Cossutta: giusta un'aggregazione a sinistra
di Tonino Bucci

«Sì, è vero, nella storia della sinistra abbiamo polemizzato, litigato, ci siamo divisi. Oggi ci sono tre formazioni, i Ds, noi del Pdci e poi Rifondazione comunista. Ma, mi chiedo, deve sempre rimanere così la storia della sinistra? E perché? Perché non si deve trovare tra le forze della sinistra una grande intesa nel rispetto delle differenze, delle distinzioni, senza pretese egemoniche e di dominio»? Armando Cossutta ha dedicato al presente e alle prospettive della sinistra italiana la chiusa dell'intervento alla presentazione del suo libro, Una storia comunista (in uscita per le edizioni Rizzoli, scritto con Gianni Montesano), pure completamente centrato sul «racconto», sulla «autobiografia politica», sulla «cronaca storica» - come è stato definito ieri a Roma, nel corso di una tavola rotonda fra Massimo D'Alema, Oliviero Diliberto, Ciriaco De Mita ed Eugenio Scalfari. Ma sia pure dentro la cornice narrativa del passato - dalla Resistenza, al Pci di Togliatti e Berlinguer, fino alla nascita di Rifondazione - non è mancato un accenno alla fase politica attuale da parte del presidente dei Comunisti italiani.

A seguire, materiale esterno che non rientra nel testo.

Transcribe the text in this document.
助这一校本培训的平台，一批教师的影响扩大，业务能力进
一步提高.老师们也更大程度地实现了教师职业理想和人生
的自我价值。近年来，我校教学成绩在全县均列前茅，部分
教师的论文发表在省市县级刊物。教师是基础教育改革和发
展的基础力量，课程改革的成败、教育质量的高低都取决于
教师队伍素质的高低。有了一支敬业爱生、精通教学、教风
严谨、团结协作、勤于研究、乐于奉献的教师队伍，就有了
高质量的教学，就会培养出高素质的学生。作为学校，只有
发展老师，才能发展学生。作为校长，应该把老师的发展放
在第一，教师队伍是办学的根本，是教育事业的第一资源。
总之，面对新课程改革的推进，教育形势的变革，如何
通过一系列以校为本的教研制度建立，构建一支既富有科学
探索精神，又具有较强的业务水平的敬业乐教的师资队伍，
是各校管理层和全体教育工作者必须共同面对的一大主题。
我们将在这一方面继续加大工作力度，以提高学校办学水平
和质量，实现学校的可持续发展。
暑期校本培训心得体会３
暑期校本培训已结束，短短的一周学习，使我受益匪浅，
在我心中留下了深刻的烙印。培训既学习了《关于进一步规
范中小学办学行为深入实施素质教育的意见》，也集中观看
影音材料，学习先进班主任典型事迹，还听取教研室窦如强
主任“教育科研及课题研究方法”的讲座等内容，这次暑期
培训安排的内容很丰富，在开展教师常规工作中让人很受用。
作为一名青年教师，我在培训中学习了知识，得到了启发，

E lo ha fatto proprio con un riferimento al Prc. «Sono felice che anche Fausto Bertinotti riconosca che non c'è altra prospettiva in Italia al di fuori del centrosinistra: dell'alleanza, cioè, tra le forze della sinistra e forze che di sinistra non sono, ma sono forze democratiche. Che ci sia stato questo cambiamento è cosa positiva e importante. E ora Bertinotti sostiene anche la necessità di dare vita a una aggregazione delle forze della sinistra. Noi l'abbiamo da sempre sostenuto con la proposta della "confederazione", ma chiamiamola come vogliamo, fa lo stesso. Perché non dovremmo riuscire a dare vita a una aggregazione delle forze della sinistra dentro il centrosinistra? Senza questa alleanza tra forze della sinistra e forze democratiche non vi è speranza non solo di battere Berlusconi ma anche di governare validamente in Italia».
L'autobiografia politica di Cossutta tocca tutte le fasi salienti della storia italiana del dopoguerra, in particolare quelle del Pci. Sono nominati tutti i personaggi chiave, soprattutto Togliatti e Berlinguer, «su di essi - spiega Scalfari - prevale quasi sempre un giudizio duplice, fatto di condivisione ma anche di riserve». Una dopo l'altra si accumulano le questioni. Innazitutto, il dissenso con Berlinguer sullo strappo da Mosca: «riconosco che il suo giudizio era storicamente sbagliato, ma avevo ragione nel dire che era l'inizio di una mutazione genetica», si difende Cossutta. Poi, il significato da attribuire alla scelta della «rifondazione»: ricostruire il vecchio Pci o riconoscere la sconfitta del comunismo reale? «Fin dall'inizio mi sono battuto per il nome "Rifondazione comunista", cioè per la rifondazione di un pensiero e di una cultura comunista. Oggi il capitalismo ha vinto, domina - anche perché non c'è più, nel bene e nel male, un contrappeso - ma non può risolvere le proprie contraddizione. Ecco perché il bisogno di una prospettiva comunista risponde a un'esigenza reale, oggettiva».